The eruption is the strongest in the current solar cycle since September 2017, when the event caused a moderate radio blackout in South America. Radio signals in the high-frequency range were completely lost for 2 hours. Other frequencies had temporary degradation.

Simultaneous coronal mass ejection
During the current solar flare, a coronal mass ejection occurred simultaneously, in which billions of tons of plasma were hurled into space. While solar flares mainly emit energy and X-rays, coronal mass ejections eject charged particles. They take around 1 to 3 days to reach the earth.

Some of these charged particles are also likely to hit the Earth. The Space Weather Prediction Center, which provides information on such incidents, has already been notified of disruptions to radio traffic with aircraft. However, there is no cause for concern: although the eruption was intense, it was not aimed directly at the Earth. The most severe effects are expected to occur on December 17.

A solar storm expected on Earth
When the charged particles hit the Earth’s magnetic field, they generate a magnetic or solar storm. These affect radio frequencies or satellite communications, for example, and particularly severe solar storms can even impact Earth’s power grid. There is also a chance that there will be more auroras in the coming days.

Satellites also have another problem. When the charged solar particles hit the atmosphere, they heat up and expand. Satellites that are at low altitude can be slowed down by this and, in the worst case, even crash. It is, therefore, necessary to carry out evasive maneuvers when such a solar storm occurs.

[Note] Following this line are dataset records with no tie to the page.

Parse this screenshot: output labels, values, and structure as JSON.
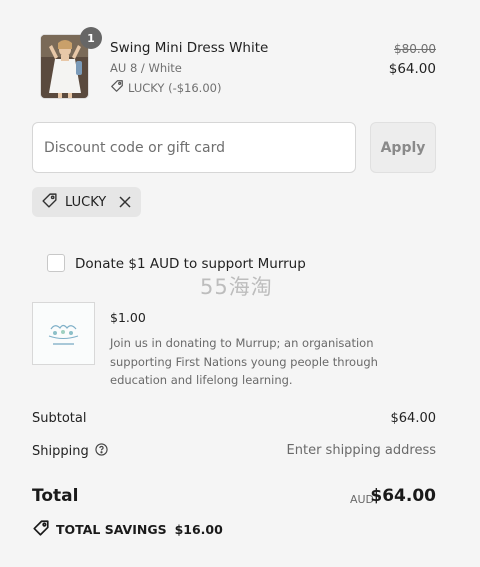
{
  "product": {
    "quantity": "1",
    "name": "Swing Mini Dress White",
    "variant": "AU 8 / White",
    "discount": "LUCKY (-$16.00)",
    "original_price": "$80.00",
    "price": "$64.00",
    "image_icon": "product-photo"
  },
  "discount_form": {
    "placeholder": "Discount code or gift card",
    "value": "",
    "apply_label": "Apply"
  },
  "applied_code": {
    "code": "LUCKY",
    "tag_icon": "tag-icon",
    "remove_icon": "close-icon"
  },
  "donation": {
    "checkbox_label": "Donate $1 AUD to support Murrup",
    "checked": false,
    "price": "$1.00",
    "description": "Join us in donating to Murrup; an organisation supporting First Nations young people through education and lifelong learning.",
    "image_icon": "murrup-logo"
  },
  "watermark": "55海淘",
  "summary": {
    "subtotal_label": "Subtotal",
    "subtotal_value": "$64.00",
    "shipping_label": "Shipping",
    "shipping_value": "Enter shipping address",
    "help_icon": "question-circle-icon",
    "total_label": "Total",
    "currency": "AUD",
    "total_value": "$64.00",
    "savings_label": "TOTAL SAVINGS",
    "savings_value": "$16.00",
    "savings_icon": "tag-icon"
  },
  "colors": {
    "background": "#f5f5f5",
    "badge": "#666666",
    "text": "#1f1f1f",
    "muted": "#707070"
  }
}
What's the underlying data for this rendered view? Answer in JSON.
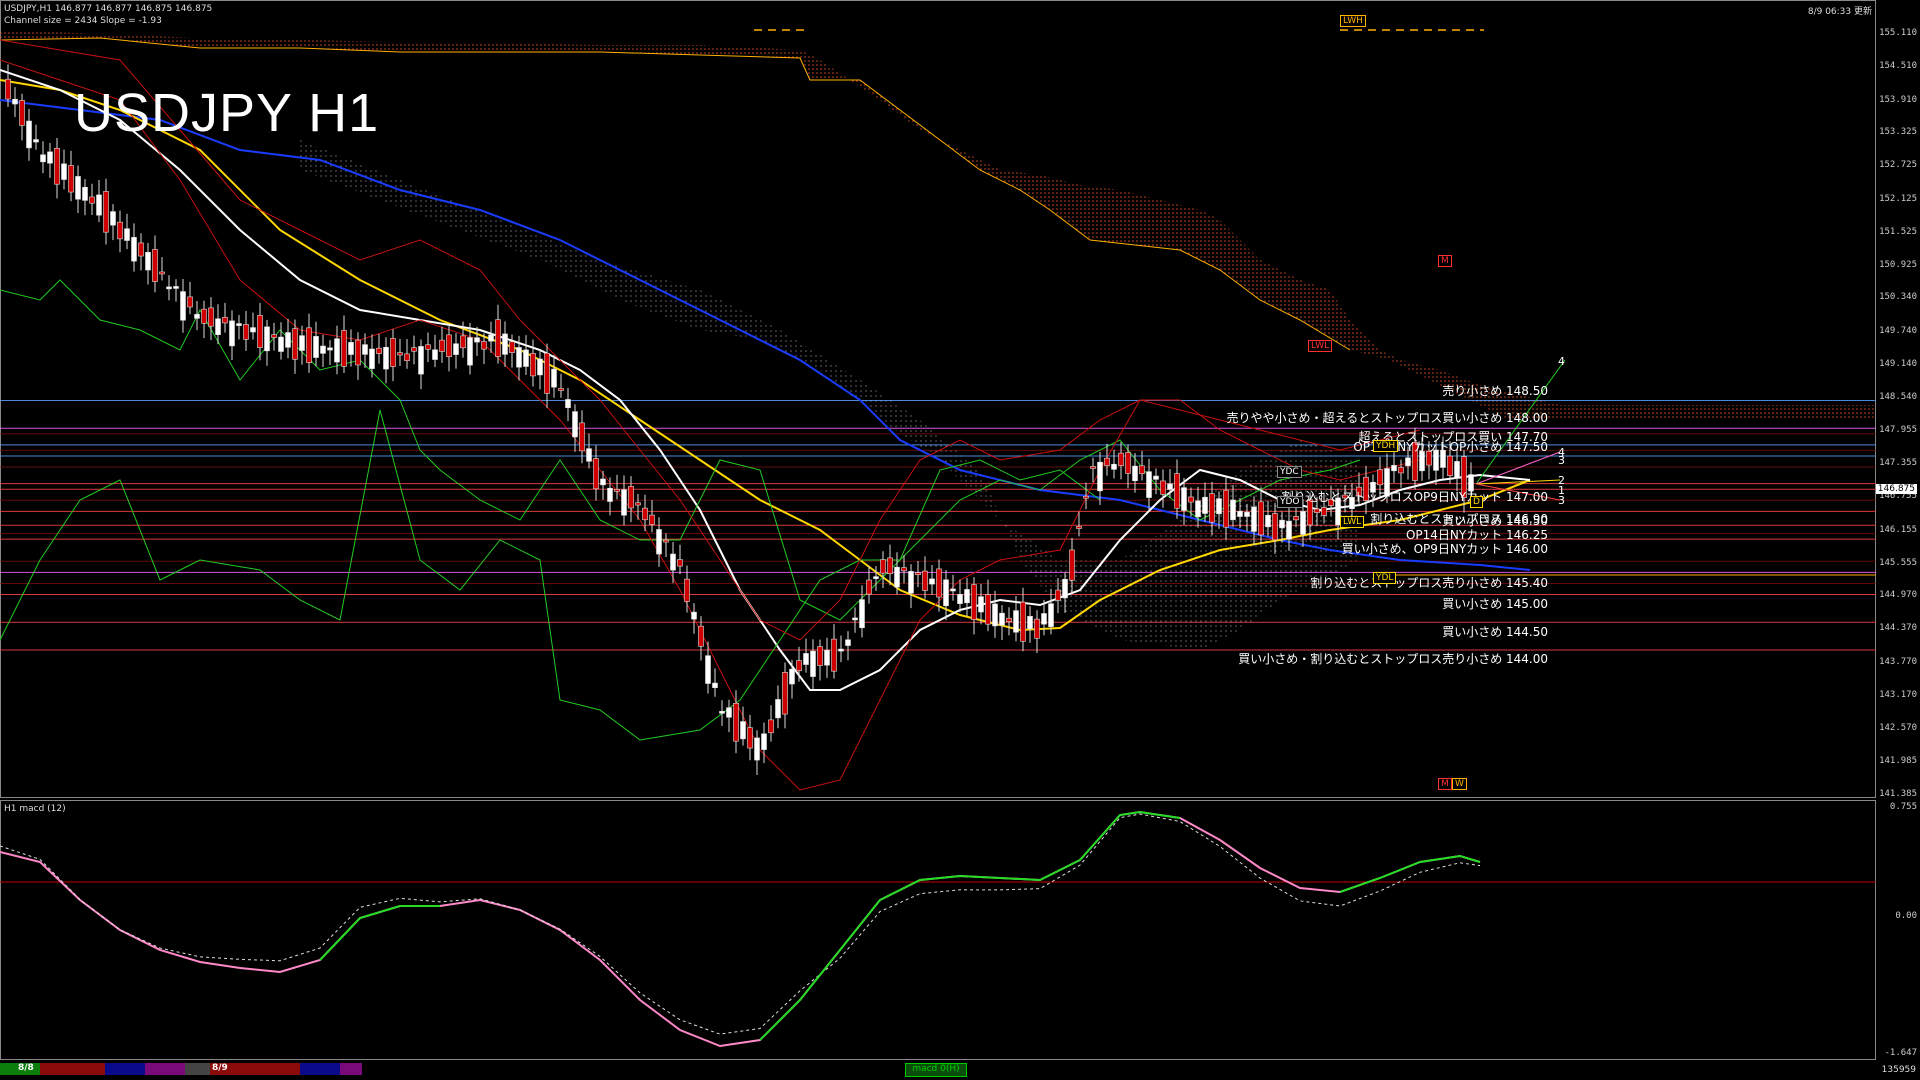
{
  "header": {
    "symbol_line": "USDJPY,H1  146.877 146.877 146.875 146.875",
    "channel_line": "Channel size = 2434 Slope = -1.93",
    "timestamp": "8/9 06:33 更新"
  },
  "watermark_title": "USDJPY H1",
  "price_axis": [
    "155.110",
    "154.510",
    "153.910",
    "153.325",
    "152.725",
    "152.125",
    "151.525",
    "150.925",
    "150.340",
    "149.740",
    "149.140",
    "148.540",
    "147.955",
    "147.355",
    "146.755",
    "146.155",
    "145.555",
    "144.970",
    "144.370",
    "143.770",
    "143.170",
    "142.570",
    "141.985",
    "141.385"
  ],
  "current_price": "146.875",
  "levels": [
    {
      "text": "売り小さめ 148.50",
      "color": "#5aa0ff"
    },
    {
      "text": "売りやや小さめ・超えるとストップロス買い小さめ 148.00",
      "color": "#ff66ff"
    },
    {
      "text": "超えるとストップロス買い 147.70",
      "color": "#5aa0ff"
    },
    {
      "text": "OP14日NYカットOP小さめ 147.50",
      "color": "#5aa0ff"
    },
    {
      "text": "割り込むとストップロスOP9日NYカット 147.00",
      "color": "#ff4444"
    },
    {
      "text": "割り込むとストップロス 146.90",
      "color": "#ff4444"
    },
    {
      "text": "買い小さめ 146.50",
      "color": "#ff4444"
    },
    {
      "text": "OP14日NYカット 146.25",
      "color": "#ff4444"
    },
    {
      "text": "買い小さめ、OP9日NYカット 146.00",
      "color": "#ff4444"
    },
    {
      "text": "割り込むとストップロス売り小さめ 145.40",
      "color": "#ff66ff"
    },
    {
      "text": "買い小さめ 145.00",
      "color": "#ff4444"
    },
    {
      "text": "買い小さめ 144.50",
      "color": "#ff4444"
    },
    {
      "text": "買い小さめ・割り込むとストップロス売り小さめ 144.00",
      "color": "#ff4444"
    }
  ],
  "tags": {
    "lwh": "LWH",
    "lwl": "LWL",
    "m1": "M",
    "m2": "M",
    "w": "W",
    "ydh": "YDH",
    "ydc1": "YDC",
    "ydc2": "YDO",
    "ydl": "YDL",
    "lwl2": "LWL",
    "d": "D"
  },
  "proj_numbers": [
    "4",
    "4",
    "3",
    "2",
    "1",
    "3"
  ],
  "macd": {
    "title": "H1  macd (12)",
    "axis": [
      "0.755",
      "0.00",
      "-1.647"
    ]
  },
  "timebar": {
    "d1": "8/8",
    "d2": "8/9",
    "right": "135959",
    "mid": "macd 0(H)"
  },
  "colors": {
    "cloud": "#c84a1a",
    "white_ma": "#ffffff",
    "yellow_ma": "#ffd700",
    "blue_ma": "#1a3cff",
    "green": "#22cc22",
    "band": "#c81010"
  }
}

The solar maximum is imminent
This type of increased solar activity is fairly normal at the moment. We are just reaching the peak of its 11-year activity cycle, which means more sunspots, eruptions, and coronal mass ejections. At the cycle’s peak, the Sun’s polarity will reverse, and its activity will decrease again. It is not yet known precisely when this solar maximum will occur. Current predictions put the event between January 2024 and June 2025.